Review: Bad Rap
It’s damn near impossible to get “on” nowadays. By “on” I mean become a household name in the world of hip hop. So much competition, so many dues to pay, too many fighting for the same plate of food. You need talent of course, but more importantly since it’s a business, you need a way to sell your art to the masses so the world can digest it. Every single race on this Earth has proven that they can rap (for real, do your homework) so that’s not the issue here. The issue Bad Rap brings up is simple ones: why aren’t Asians well known for being emcees? No other chunk of rapper has had it worse than the Asian world of talent, even though they’ve been blessing the art since day one. From breaking, graffiti, DJing and rapping, the Asian community has been adding greatness to the artform for decades. It just feels way off that Asians are not recognized considering the pool of artists putting in the work.
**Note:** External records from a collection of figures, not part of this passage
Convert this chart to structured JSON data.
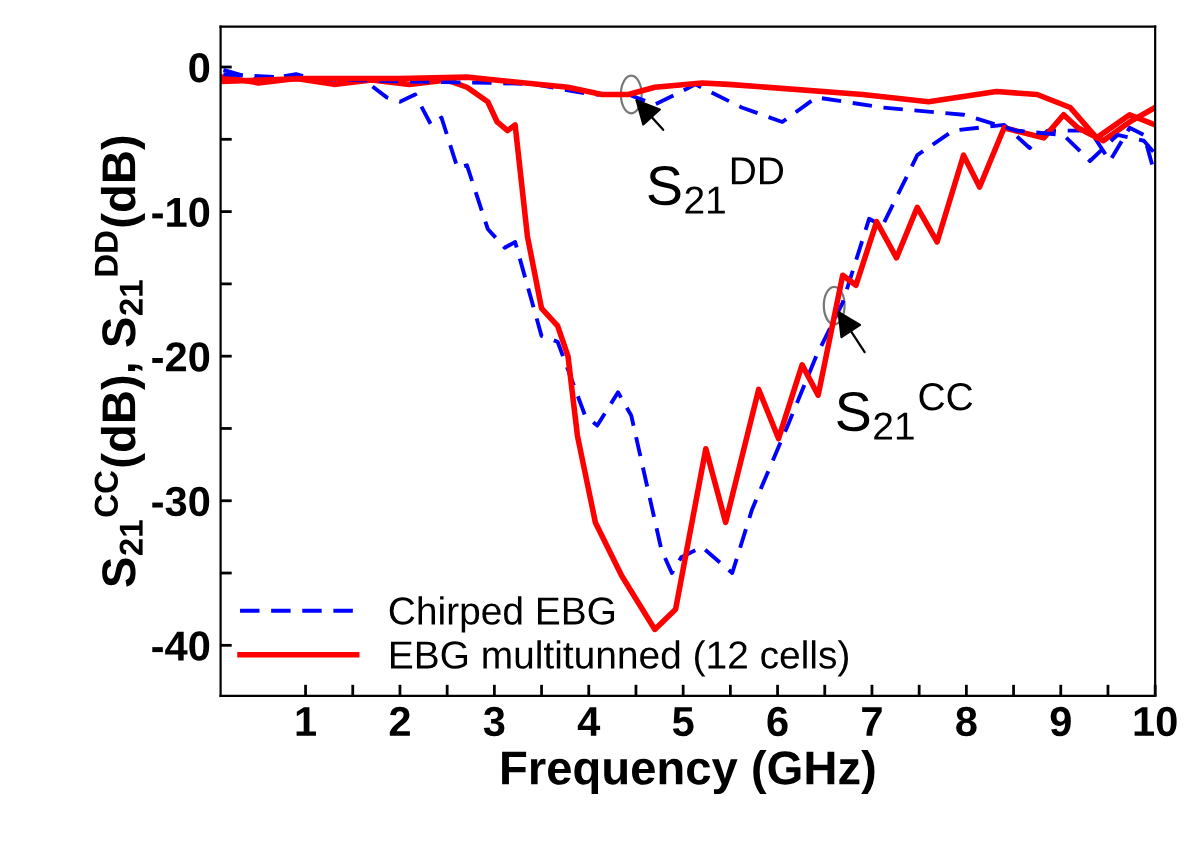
{
  "chart_data": {
    "type": "line",
    "xlabel": "Frequency (GHz)",
    "ylabel": "S$_{21}$$^{CC}$(dB), S$_{21}$$^{DD}$(dB)",
    "xlim": [
      0.1,
      10
    ],
    "ylim": [
      -43.5,
      2.8
    ],
    "xticks": [
      1,
      {
        "value": 1.5,
        "label": null
      },
      2,
      {
        "value": 2.5,
        "label": null
      },
      3,
      {
        "value": 3.5,
        "label": null
      },
      4,
      {
        "value": 4.5,
        "label": null
      },
      5,
      {
        "value": 5.5,
        "label": null
      },
      6,
      {
        "value": 6.5,
        "label": null
      },
      7,
      {
        "value": 7.5,
        "label": null
      },
      8,
      {
        "value": 8.5,
        "label": null
      },
      9,
      {
        "value": 9.5,
        "label": null
      },
      10
    ],
    "yticks": [
      -40,
      {
        "value": -35,
        "label": null
      },
      -30,
      {
        "value": -25,
        "label": null
      },
      -20,
      {
        "value": -15,
        "label": null
      },
      -10,
      {
        "value": -5,
        "label": null
      },
      0
    ],
    "grid": false,
    "legend": "bottom left",
    "marker": "none",
    "annotations": [
      {
        "text": "S$_{21}$$^{DD}$",
        "x": 4.45,
        "y": -1.9
      },
      {
        "text": "S$_{21}$$^{CC}$",
        "x": 6.6,
        "y": -16.5
      }
    ],
    "series": [
      {
        "name": "Chirped EBG",
        "color": "#0000ff",
        "line_style": "dashed",
        "x": [
          0.13,
          0.5,
          0.9,
          1.3,
          1.6,
          1.86,
          2.0,
          2.16,
          2.33,
          2.44,
          2.61,
          2.71,
          2.93,
          3.11,
          3.22,
          3.5,
          3.67,
          3.96,
          4.09,
          4.31,
          4.45,
          4.77,
          4.88,
          4.98,
          5.2,
          5.52,
          5.73,
          6.12,
          6.41,
          6.69,
          6.97,
          7.11,
          7.48,
          7.86,
          8.4,
          8.67,
          8.86,
          9.31,
          9.52,
          9.73,
          9.88,
          10.0
        ],
        "values": [
          -0.2,
          -0.9,
          -0.5,
          -1.2,
          -0.8,
          -2.1,
          -2.4,
          -1.9,
          -4.0,
          -3.5,
          -7.0,
          -6.8,
          -11.2,
          -12.5,
          -12.1,
          -18.6,
          -19.0,
          -24.1,
          -24.8,
          -22.5,
          -24.1,
          -33.4,
          -35.0,
          -33.9,
          -33.2,
          -35.0,
          -30.6,
          -24.6,
          -20.0,
          -16.3,
          -10.5,
          -11.0,
          -6.1,
          -4.4,
          -4.0,
          -5.6,
          -4.4,
          -4.4,
          -6.5,
          -4.2,
          -4.7,
          -7.5
        ]
      },
      {
        "name": "EBG multitunned (12 cells)",
        "color": "#ff0000",
        "line_style": "solid",
        "x": [
          0.13,
          0.5,
          0.9,
          1.3,
          1.7,
          2.1,
          2.5,
          2.71,
          2.93,
          3.03,
          3.14,
          3.22,
          3.35,
          3.5,
          3.67,
          3.78,
          3.88,
          4.07,
          4.35,
          4.7,
          4.92,
          5.24,
          5.45,
          5.8,
          6.01,
          6.26,
          6.43,
          6.69,
          6.83,
          7.05,
          7.26,
          7.48,
          7.69,
          7.97,
          8.14,
          8.4,
          8.82,
          9.03,
          9.18,
          9.45,
          9.73,
          10.0
        ],
        "values": [
          -0.7,
          -1.1,
          -0.8,
          -1.2,
          -0.9,
          -1.2,
          -0.9,
          -1.4,
          -2.4,
          -3.8,
          -4.4,
          -4.0,
          -11.7,
          -16.7,
          -17.9,
          -20.0,
          -25.5,
          -31.5,
          -35.2,
          -38.9,
          -37.5,
          -26.4,
          -31.5,
          -22.3,
          -25.7,
          -20.6,
          -22.7,
          -14.4,
          -15.1,
          -10.7,
          -13.2,
          -9.7,
          -12.1,
          -6.1,
          -8.3,
          -4.2,
          -4.9,
          -3.3,
          -4.2,
          -5.1,
          -3.8,
          -2.8
        ]
      },
      {
        "color": "#0000ff",
        "line_style": "dashed",
        "x": [
          0.13,
          1.0,
          2.0,
          3.0,
          3.43,
          4.03,
          4.42,
          4.7,
          4.92,
          5.13,
          5.62,
          6.05,
          6.41,
          7.11,
          7.97,
          8.53,
          9.03,
          9.31,
          9.6,
          9.88,
          10.0
        ],
        "values": [
          -0.5,
          -0.8,
          -1.0,
          -1.1,
          -1.2,
          -1.9,
          -1.9,
          -2.6,
          -1.9,
          -1.2,
          -2.8,
          -3.8,
          -2.1,
          -2.8,
          -3.3,
          -4.4,
          -4.7,
          -6.5,
          -4.7,
          -5.1,
          -6.0
        ]
      },
      {
        "color": "#ff0000",
        "line_style": "solid",
        "x": [
          0.13,
          1.0,
          2.0,
          2.71,
          3.78,
          4.14,
          4.42,
          4.7,
          5.2,
          5.48,
          6.9,
          7.6,
          8.32,
          8.75,
          9.1,
          9.38,
          9.73,
          10.0
        ],
        "values": [
          -1.0,
          -0.8,
          -0.8,
          -0.7,
          -1.4,
          -1.9,
          -1.9,
          -1.4,
          -1.1,
          -1.2,
          -1.9,
          -2.4,
          -1.7,
          -1.9,
          -2.8,
          -4.9,
          -3.3,
          -4.0
        ]
      }
    ]
  }
}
Several artists have nearly broken the mold with MC Jin coming the closest. Jin won several freestyle battles on BET’s 106 & Park and got the attention of Ruff Ryders Entertainment landing himself a record deal, the same labeled that housed DMX. Things seemed great until he dropped a single called Learn Chinese which only reinforced stereotypes and set other Asian emcees back a bit. I am glad Bad Rap covered this chunk of Hip-Hop history because it’s crazy important to the overall theme of the film.
Currently, the most well known and successful Asian rapper Is Dumbfoundead. Making a name for himself in battle rap circuits, he cut through several rappers who were stupid enough to call out his ethnicity will clever wordplay and tons of charisma. Today he is still making music and touring like crazy, perfecting his live show and yet, despite all of this grinding, not a household name. What is the main obstacle preventing that? Race? Not “hard” or “tough” enough to market? Maybe both?
The film also follows three other talents each with a different vibe showcasing their creativity; Awkwafina, a 5’3”, a silly and crass female emcee with a smooth nonchalant delivery, Rekstizzy, a raunchy dude from Queens, NY with a love for making “bugged out” music and making music videos involving ass and condiments, and Lyricks, a stoic and spiritual rhymer, inspired by faith and family.
Salima Koroma's film does a great job staying on them equally allowing them to express themselves properly. We see and feel all three artist’s grind as they try their best to break further into a cutthroat industry. Candid, funny and often times sad, it’s a very real look into a rapper’s process, how it affects them and non understanding family.
Bad Rap does two things absolutely correct that help make it a good documentary. They let random producers listen to the artists and give real blunt opinions on what they’ve seen and heard. Straight to the point and brutal, but a very truthful look into industry minds. There is also a two year gap in between the interviews of the main artists and the growth and lessons learned are enlightening. It prevents the film for not being one note. The filmmakers hustled hard to make this doc come to life, a very DIY production with the help of online fundraising as well, that very same hustle matches a lot of what it happening on screen and it is quite admirable. Opening credits may need a little work, but it’s not going to stop a hip hop head from seeking this gem out on VOD day one, and getting some education on a scene they may be sleeping on.